Since 2004, a long list of studies, consultations and reports has been published by the legal community confirming the crisis in family law and other legal aid services. A new non-profit initiative called Access to Justice BC has brought together many key stakeholders and is focused on supporting innovation and integrated services, but like most BC legal community services it is under-resourced and has limited infrastructure.

Since 2004, a long list of studies, consultations and reports has been published by the legal community confirming the crisis in family law and other legal aid services.

In June 2017 British Columbians elected a new NDP minority government, replacing the Liberal Party for the first time in 16 years.

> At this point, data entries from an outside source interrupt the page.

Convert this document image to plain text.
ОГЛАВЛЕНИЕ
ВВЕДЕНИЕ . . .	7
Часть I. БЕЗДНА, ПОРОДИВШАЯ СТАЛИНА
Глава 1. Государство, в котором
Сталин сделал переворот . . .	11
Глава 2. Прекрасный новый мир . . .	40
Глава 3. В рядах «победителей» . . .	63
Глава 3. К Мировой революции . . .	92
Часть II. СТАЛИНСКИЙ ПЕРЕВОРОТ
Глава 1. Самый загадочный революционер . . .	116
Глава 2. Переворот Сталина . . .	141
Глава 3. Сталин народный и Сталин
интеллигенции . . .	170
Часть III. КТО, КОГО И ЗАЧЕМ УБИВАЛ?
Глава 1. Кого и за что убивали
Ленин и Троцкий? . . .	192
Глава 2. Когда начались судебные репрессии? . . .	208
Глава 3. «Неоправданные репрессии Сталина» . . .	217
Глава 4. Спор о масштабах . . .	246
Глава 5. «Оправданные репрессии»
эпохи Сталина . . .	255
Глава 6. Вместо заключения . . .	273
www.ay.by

In his mandate letter to newly appointed Attorney General David Eby, Premier John Horgan included this direction:

“Improve and support legal aid, including First Nations legal services, dispute resolution services for families and expanded poverty law services to increase access to justice.”5

This wording is worrisome for advocates of robust family law services as it seems to maintain the myth that government-supported family law services should focus on keeping family law matters out of court. In fact, the evidence is clear that keeping the right family law matters out of court actually demands family law representation. In addition, the push for mediation and other non-court dispute resolution processes may seem to save money, but this is not based on research, evidence or results. As reported in Rights-Based Legal Aid, where one or both parties are unrepresented, they are more than twice as likely to end up in court, costing the system, the individuals involved, and the long-term well-being of families and children.6

It remains to be seen if 16 years of underfunding, inconsistent collaboration and patchwork services will be turned around. Doing so is on the new government’s agenda, but that agenda item is, thus far, short on details about the future of legal aid in BC.

Notes

  1. B.C. legal aid suspends immigration and refugee services due to lack of funding. CBC News. June 29, 2017.
  2. Attorney General Moe Sihota, BC Legislative Assembly, Official Report of Debates (Hansard), April 3, 1992; and Geoff Plant, Opposition (later Attorney General overseeing 2002-2003 legal aid cuts), Hansard, May 11, 2000.
  3. There is no official reporting on this tax, but an anonymous law firm applied for documentation in 2104 under the FOI Act and released information estimating approximately $12 million per month collected. See Ian Mulgrew: Lawyers still rankled over legal services tax. Vancouver Sun. June 27, 2014.
  4. Legal Services Society Act, (s. 1).
  5. Honourable David Eby Attorney General: Mandate letter. Accessed Aug 28th 2017.
  6. Alison Brewin and Kasari Govender, Rights-based Legal Aid, (p. 19). CCPA-BC and West Coast LEAF. 2010.